Re: finding the min distance between 2 sets of poi
Post by tenochtitlanuk on Sep 25th, 2015, 06:21am

Agree about language choice- we say in UK 'Horses for courses', ie in a horse race the particular horse to bet on varies depending on the particular place they are running.
Anyway, here's my prog taking 1min to display 50 x 10000 points.
User Image
EDIT full 1000x50000 took under two hours...
Re: finding the min distance between 2 sets of poi
Post by blessed2b3rd on Oct 15th, 2015, 5:53pm

Hi All,

Thanks for the replies. Sorry its taken so long to get back to this but a mix of travel for work and the Rugby World Cup things sorta took a sidetrack.

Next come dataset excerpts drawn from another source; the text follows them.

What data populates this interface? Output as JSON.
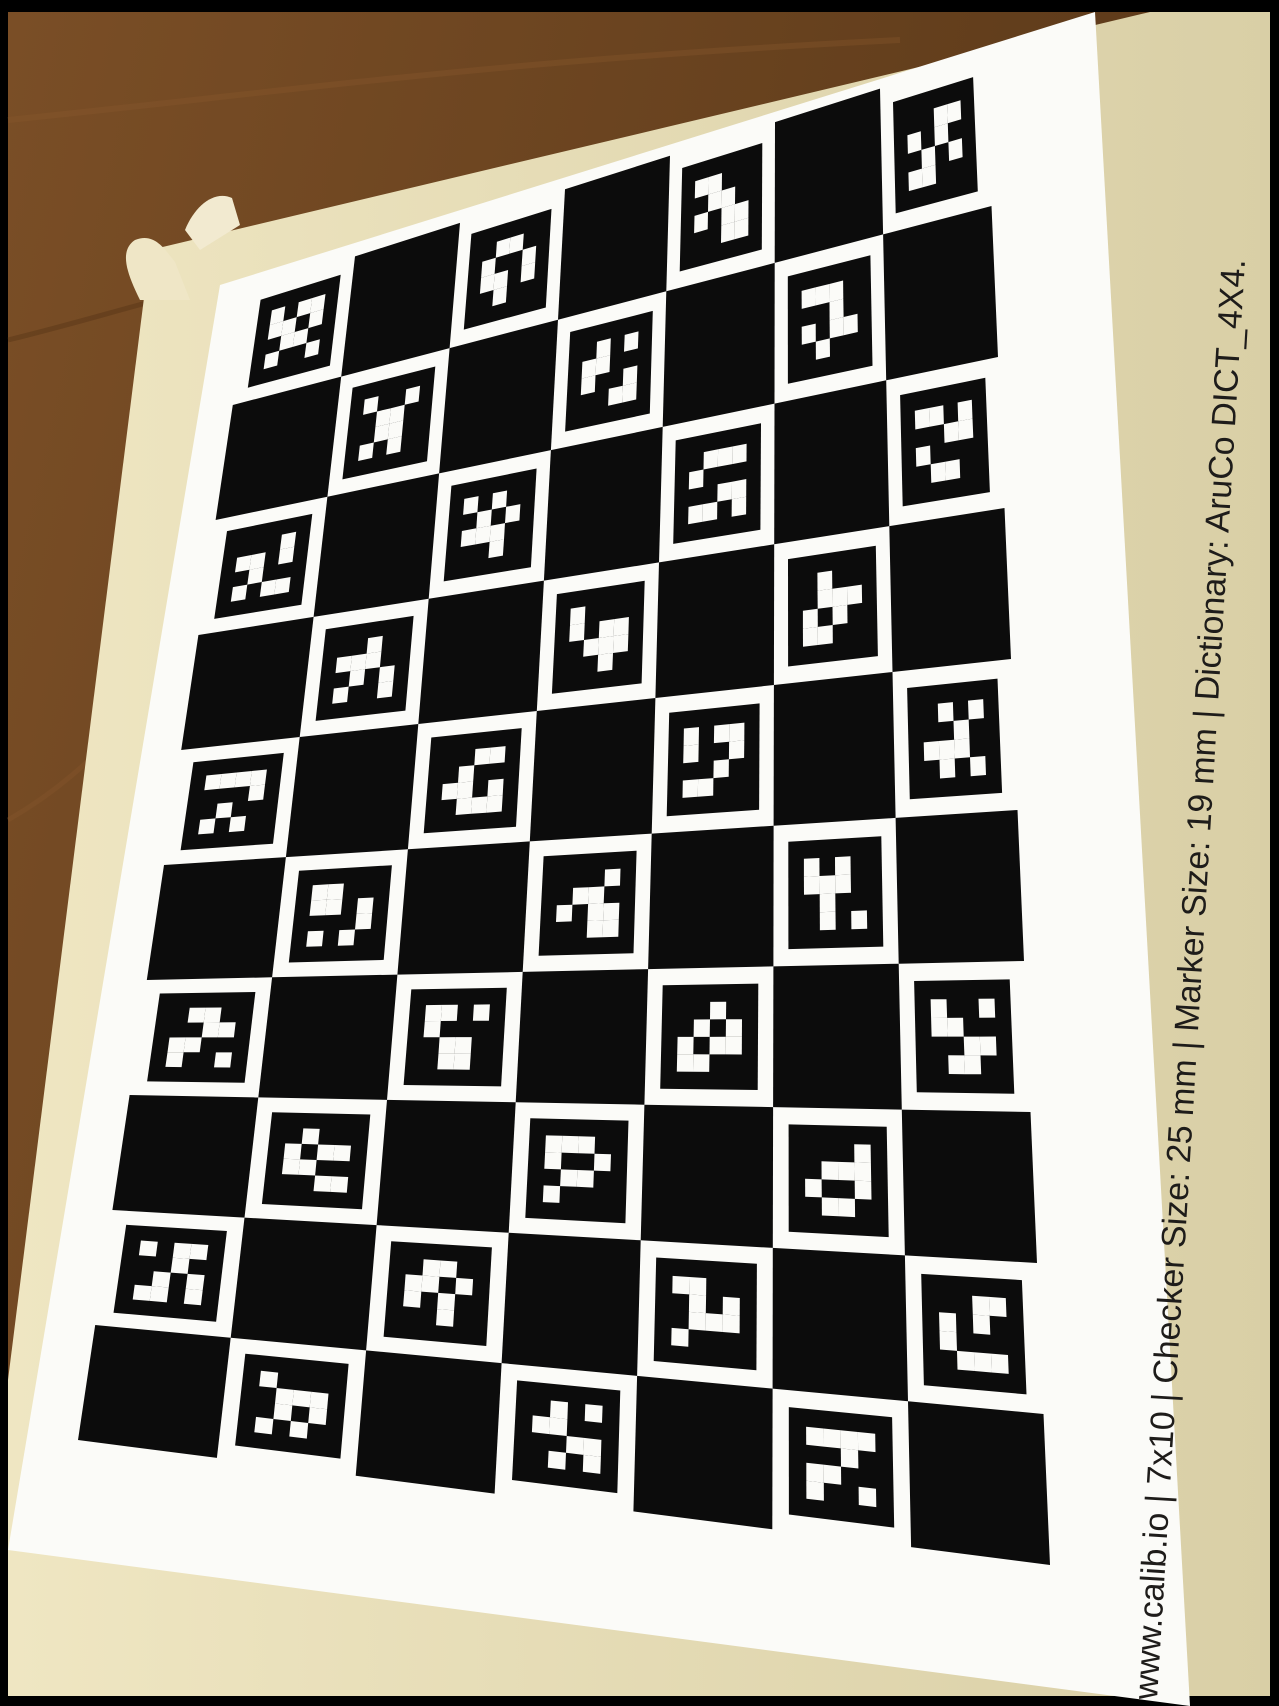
{
  "photo": {
    "subject": "ChArUco calibration board printed on paper, taped to a wooden table",
    "colors": {
      "frame": "#000000",
      "table": "#6b4420",
      "tape": "#e6dcb4",
      "paper": "#fbfbf8",
      "ink": "#0c0c0c"
    }
  },
  "board": {
    "columns": 7,
    "rows": 10,
    "footer_text": "www.calib.io | 7x10 | Checker Size: 25 mm | Marker Size: 19 mm | Dictionary: AruCo DICT_4X4."
  },
  "markers": [
    [
      1,
      0,
      1,
      1,
      1,
      1,
      0,
      1,
      0,
      1,
      1,
      0,
      1,
      0,
      0,
      1
    ],
    [
      0,
      1,
      1,
      0,
      1,
      0,
      0,
      1,
      1,
      1,
      0,
      1,
      0,
      1,
      0,
      0
    ],
    [
      1,
      1,
      0,
      0,
      0,
      1,
      1,
      0,
      1,
      0,
      1,
      1,
      0,
      0,
      1,
      1
    ],
    [
      0,
      0,
      1,
      1,
      1,
      0,
      1,
      0,
      0,
      1,
      0,
      1,
      1,
      1,
      0,
      0
    ],
    [
      1,
      0,
      0,
      1,
      0,
      1,
      1,
      0,
      0,
      1,
      1,
      0,
      1,
      0,
      1,
      0
    ],
    [
      0,
      1,
      0,
      1,
      1,
      1,
      0,
      0,
      1,
      0,
      0,
      1,
      0,
      0,
      1,
      1
    ],
    [
      1,
      1,
      1,
      0,
      0,
      0,
      1,
      0,
      1,
      0,
      1,
      1,
      0,
      1,
      0,
      0
    ],
    [
      0,
      0,
      0,
      1,
      1,
      1,
      0,
      1,
      0,
      1,
      0,
      0,
      1,
      0,
      1,
      1
    ],
    [
      1,
      0,
      1,
      0,
      0,
      1,
      0,
      1,
      1,
      1,
      1,
      0,
      0,
      0,
      1,
      0
    ],
    [
      0,
      1,
      1,
      1,
      1,
      0,
      0,
      0,
      0,
      0,
      1,
      1,
      1,
      1,
      0,
      1
    ],
    [
      1,
      1,
      0,
      1,
      0,
      0,
      1,
      1,
      1,
      0,
      0,
      0,
      0,
      1,
      1,
      0
    ],
    [
      0,
      0,
      1,
      0,
      1,
      1,
      1,
      0,
      0,
      1,
      0,
      1,
      1,
      0,
      0,
      1
    ],
    [
      1,
      0,
      0,
      0,
      1,
      0,
      1,
      1,
      0,
      1,
      1,
      1,
      0,
      0,
      1,
      0
    ],
    [
      0,
      1,
      0,
      0,
      0,
      1,
      1,
      1,
      1,
      0,
      1,
      0,
      1,
      1,
      0,
      0
    ],
    [
      1,
      1,
      1,
      1,
      0,
      0,
      0,
      1,
      0,
      1,
      0,
      0,
      1,
      0,
      1,
      0
    ],
    [
      0,
      0,
      1,
      1,
      0,
      1,
      0,
      0,
      1,
      1,
      0,
      1,
      0,
      1,
      1,
      1
    ],
    [
      1,
      0,
      1,
      1,
      1,
      0,
      0,
      1,
      0,
      0,
      1,
      0,
      1,
      1,
      0,
      0
    ],
    [
      0,
      1,
      0,
      1,
      0,
      0,
      1,
      0,
      1,
      1,
      1,
      0,
      0,
      1,
      0,
      1
    ],
    [
      1,
      1,
      0,
      0,
      1,
      1,
      0,
      1,
      0,
      0,
      0,
      1,
      1,
      0,
      1,
      0
    ],
    [
      0,
      0,
      0,
      1,
      0,
      1,
      1,
      0,
      1,
      0,
      1,
      1,
      0,
      0,
      1,
      1
    ],
    [
      1,
      0,
      1,
      0,
      1,
      1,
      1,
      0,
      0,
      1,
      0,
      0,
      0,
      1,
      0,
      1
    ],
    [
      0,
      1,
      1,
      0,
      0,
      0,
      1,
      1,
      1,
      1,
      0,
      0,
      1,
      0,
      0,
      1
    ],
    [
      1,
      1,
      0,
      1,
      1,
      0,
      0,
      0,
      0,
      1,
      1,
      0,
      0,
      1,
      1,
      0
    ],
    [
      0,
      0,
      1,
      0,
      0,
      1,
      0,
      1,
      1,
      0,
      1,
      1,
      1,
      1,
      0,
      0
    ],
    [
      1,
      0,
      0,
      1,
      1,
      1,
      0,
      0,
      0,
      0,
      1,
      1,
      0,
      1,
      1,
      0
    ],
    [
      0,
      1,
      0,
      0,
      1,
      0,
      1,
      1,
      1,
      1,
      0,
      0,
      0,
      0,
      1,
      1
    ],
    [
      1,
      1,
      1,
      0,
      1,
      0,
      0,
      1,
      0,
      1,
      1,
      0,
      1,
      0,
      0,
      0
    ],
    [
      0,
      0,
      0,
      1,
      0,
      1,
      1,
      1,
      1,
      0,
      0,
      1,
      0,
      1,
      1,
      0
    ],
    [
      1,
      0,
      1,
      1,
      0,
      0,
      1,
      0,
      0,
      1,
      0,
      1,
      1,
      1,
      0,
      1
    ],
    [
      0,
      1,
      1,
      0,
      1,
      1,
      0,
      1,
      1,
      0,
      1,
      0,
      0,
      0,
      1,
      0
    ],
    [
      1,
      1,
      0,
      0,
      0,
      1,
      0,
      1,
      0,
      1,
      1,
      1,
      1,
      0,
      0,
      0
    ],
    [
      0,
      0,
      1,
      1,
      1,
      0,
      1,
      0,
      1,
      0,
      0,
      0,
      0,
      1,
      1,
      1
    ],
    [
      1,
      0,
      0,
      0,
      0,
      1,
      1,
      1,
      0,
      1,
      0,
      1,
      1,
      0,
      1,
      0
    ],
    [
      0,
      1,
      0,
      1,
      1,
      1,
      0,
      0,
      0,
      0,
      1,
      1,
      0,
      1,
      0,
      1
    ],
    [
      1,
      1,
      1,
      1,
      0,
      0,
      1,
      0,
      1,
      1,
      0,
      0,
      1,
      0,
      0,
      1
    ]
  ]
}
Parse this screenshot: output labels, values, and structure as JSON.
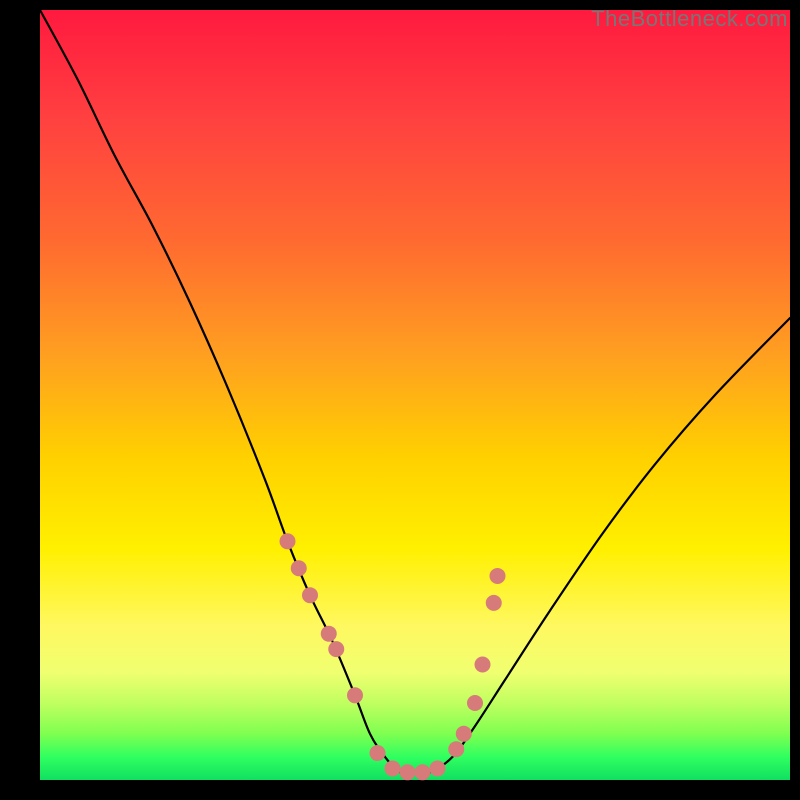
{
  "watermark": "TheBottleneck.com",
  "chart_data": {
    "type": "line",
    "title": "",
    "xlabel": "",
    "ylabel": "",
    "xlim": [
      0,
      100
    ],
    "ylim": [
      0,
      100
    ],
    "grid": false,
    "legend": false,
    "background_gradient": {
      "direction": "top-to-bottom",
      "stops": [
        {
          "pct": 0,
          "color": "#ff1a3f"
        },
        {
          "pct": 30,
          "color": "#ff6a30"
        },
        {
          "pct": 58,
          "color": "#ffd000"
        },
        {
          "pct": 80,
          "color": "#fff860"
        },
        {
          "pct": 94,
          "color": "#7fff50"
        },
        {
          "pct": 100,
          "color": "#10e060"
        }
      ]
    },
    "series": [
      {
        "name": "bottleneck-curve",
        "x": [
          0,
          5,
          10,
          15,
          20,
          25,
          30,
          33,
          36,
          39,
          42,
          44,
          46,
          48,
          50,
          52,
          55,
          58,
          62,
          68,
          75,
          82,
          90,
          100
        ],
        "y": [
          100,
          91,
          81,
          72,
          62,
          51,
          39,
          31,
          24,
          18,
          11,
          6,
          3,
          1,
          1,
          1,
          3,
          7,
          13,
          22,
          32,
          41,
          50,
          60
        ]
      }
    ],
    "markers": {
      "name": "highlight-points",
      "color": "#d77a7a",
      "radius_px": 8,
      "x": [
        33.0,
        34.5,
        36.0,
        38.5,
        39.5,
        42.0,
        45.0,
        47.0,
        49.0,
        51.0,
        53.0,
        55.5,
        56.5,
        58.0,
        59.0,
        60.5,
        61.0
      ],
      "y": [
        31.0,
        27.5,
        24.0,
        19.0,
        17.0,
        11.0,
        3.5,
        1.5,
        1.0,
        1.0,
        1.5,
        4.0,
        6.0,
        10.0,
        15.0,
        23.0,
        26.5
      ]
    }
  }
}
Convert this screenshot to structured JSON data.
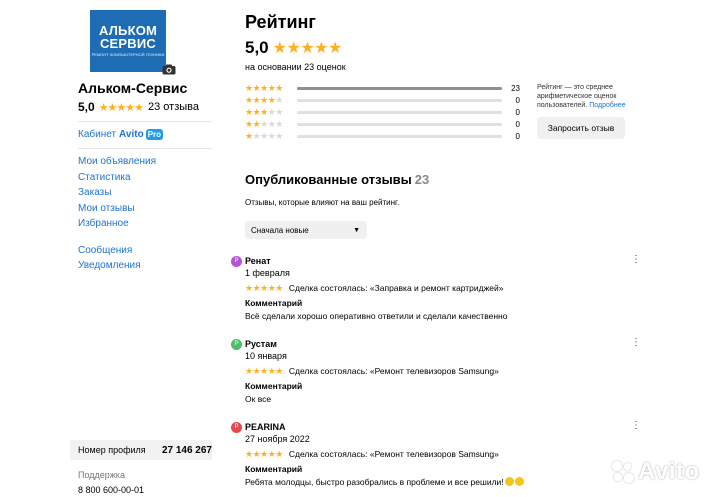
{
  "seller": {
    "logo_line1": "АЛЬКОМ",
    "logo_line2": "СЕРВИС",
    "logo_line3": "РЕМОНТ КОМПЬЮТЕРНОЙ ТЕХНИКИ",
    "name": "Альком-Сервис",
    "rating": "5,0",
    "stars": "★★★★★",
    "reviews_count": "23 отзыва"
  },
  "cabinet": {
    "label": "Кабинет",
    "avito": "Avito",
    "pro": "Pro"
  },
  "nav": {
    "items": [
      "Мои объявления",
      "Статистика",
      "Заказы",
      "Мои отзывы",
      "Избранное",
      "Сообщения",
      "Уведомления"
    ]
  },
  "profile": {
    "label": "Номер профиля",
    "number": "27 146 267"
  },
  "support": {
    "label": "Поддержка",
    "phone": "8 800 600-00-01"
  },
  "rating_section": {
    "title": "Рейтинг",
    "value": "5,0",
    "stars": "★★★★★",
    "based_on": "на основании 23 оценок",
    "distribution": [
      {
        "stars_on": "★★★★★",
        "stars_off": "",
        "count": "23",
        "fraction": 1.0
      },
      {
        "stars_on": "★★★★",
        "stars_off": "★",
        "count": "0",
        "fraction": 0
      },
      {
        "stars_on": "★★★",
        "stars_off": "★★",
        "count": "0",
        "fraction": 0
      },
      {
        "stars_on": "★★",
        "stars_off": "★★★",
        "count": "0",
        "fraction": 0
      },
      {
        "stars_on": "★",
        "stars_off": "★★★★",
        "count": "0",
        "fraction": 0
      }
    ],
    "info_text": "Рейтинг — это среднее арифметическое оценок пользователей.",
    "info_link": "Подробнее",
    "request_button": "Запросить отзыв"
  },
  "published": {
    "title": "Опубликованные отзывы",
    "count": "23",
    "subtitle": "Отзывы, которые влияют на ваш рейтинг.",
    "sort": "Сначала новые"
  },
  "reviews": [
    {
      "initial": "Р",
      "avatar_color": "#b455d6",
      "name": "Ренат",
      "date": "1 февраля",
      "stars": "★★★★★",
      "deal": "Сделка состоялась: «Заправка и ремонт картриджей»",
      "comment_title": "Комментарий",
      "comment": "Всё сделали хорошо оперативно ответили и сделали качественно"
    },
    {
      "initial": "Р",
      "avatar_color": "#4fbf6a",
      "name": "Рустам",
      "date": "10 января",
      "stars": "★★★★★",
      "deal": "Сделка состоялась: «Ремонт телевизоров Samsung»",
      "comment_title": "Комментарий",
      "comment": "Ок все"
    },
    {
      "initial": "P",
      "avatar_color": "#e5484d",
      "name": "PEARINA",
      "date": "27 ноября 2022",
      "stars": "★★★★★",
      "deal": "Сделка состоялась: «Ремонт телевизоров Samsung»",
      "comment_title": "Комментарий",
      "comment": "Ребята молодцы, быстро разобрались в проблеме и все решили!"
    }
  ],
  "watermark": "Avito"
}
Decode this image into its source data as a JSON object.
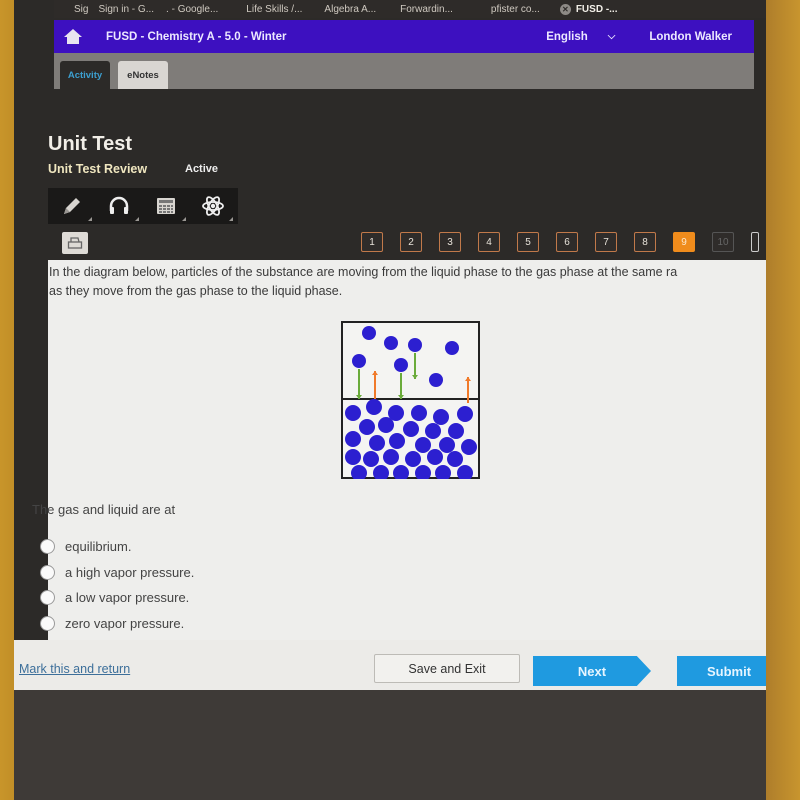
{
  "browser": {
    "tabs": [
      {
        "label": "Sig"
      },
      {
        "label": "Sign in - G..."
      },
      {
        "label": ". - Google..."
      },
      {
        "label": "Life Skills /..."
      },
      {
        "label": "Algebra A..."
      },
      {
        "label": "Forwardin..."
      },
      {
        "label": "pfister co..."
      },
      {
        "label": "FUSD -...",
        "active": true
      }
    ]
  },
  "header": {
    "course_title": "FUSD - Chemistry A - 5.0 - Winter",
    "language": "English",
    "user_name": "London Walker"
  },
  "tabs": [
    {
      "label": "Activity",
      "active": true
    },
    {
      "label": "eNotes"
    }
  ],
  "page": {
    "title": "Unit Test",
    "subtitle": "Unit Test Review",
    "status": "Active"
  },
  "toolbar": {
    "tools": [
      {
        "name": "pencil-icon"
      },
      {
        "name": "headphones-icon"
      },
      {
        "name": "calculator-icon"
      },
      {
        "name": "atom-icon"
      }
    ]
  },
  "question_nav": {
    "current": 9,
    "items": [
      "1",
      "2",
      "3",
      "4",
      "5",
      "6",
      "7",
      "8",
      "9",
      "10"
    ]
  },
  "question": {
    "text_line1": "In the diagram below, particles of the substance are moving from the liquid phase to the gas phase at the same ra",
    "text_line2": "as they move from the gas phase to the liquid phase.",
    "prompt": "The gas and liquid are at",
    "options": [
      "equilibrium.",
      "a high vapor pressure.",
      "a low vapor pressure.",
      "zero vapor pressure."
    ],
    "selected": null
  },
  "diagram": {
    "particle_color": "#2c1fd0",
    "arrow_down_color": "#6aab3a",
    "arrow_up_color": "#f07a2a"
  },
  "footer": {
    "mark_link": "Mark this and return",
    "save_label": "Save and Exit",
    "next_label": "Next",
    "submit_label": "Submit"
  }
}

The formula and technique provided by tsh73 seems to be the most straightforward for my novice needs. I can write the code to figure out what is the shortest distance but how do I write the culpable X and Y coordinates to a new csv. The writing to the .csv file isn't the issue its identifying the X and Y values that were used to figure out the minimum distance so I can then write these back to the corresponding set A. Here is my code:

MinD = 999999999

for i = 1 to countdata
    for j = 1 to countdata

        if CSVData(i,nX) > PXmin and CSVData(i,nX) < PXmax and CSVData(i,ny) > Pymin and CSVData(i,nY) < PYmax then
            d = (CSVData(i,nX) - CSVData1(j,nPitX))^2 + (CSVData(i,ny) - CSVData1(j,nPitY))^2
                if d < MinD then MinD = d
                end if
        end if
    next j
next i

For each point in set A there is a MinD. How do I write the XYs from set B that gave me the MinD?
Re: finding the min distance between 2 sets of poi
Post by Rod on Oct 16th, 2015, 01:42am

At the point you decide if minD is to be overwritten then also store minX and minY. Then as you exit the for next loop write minD minX and minY to your csv file.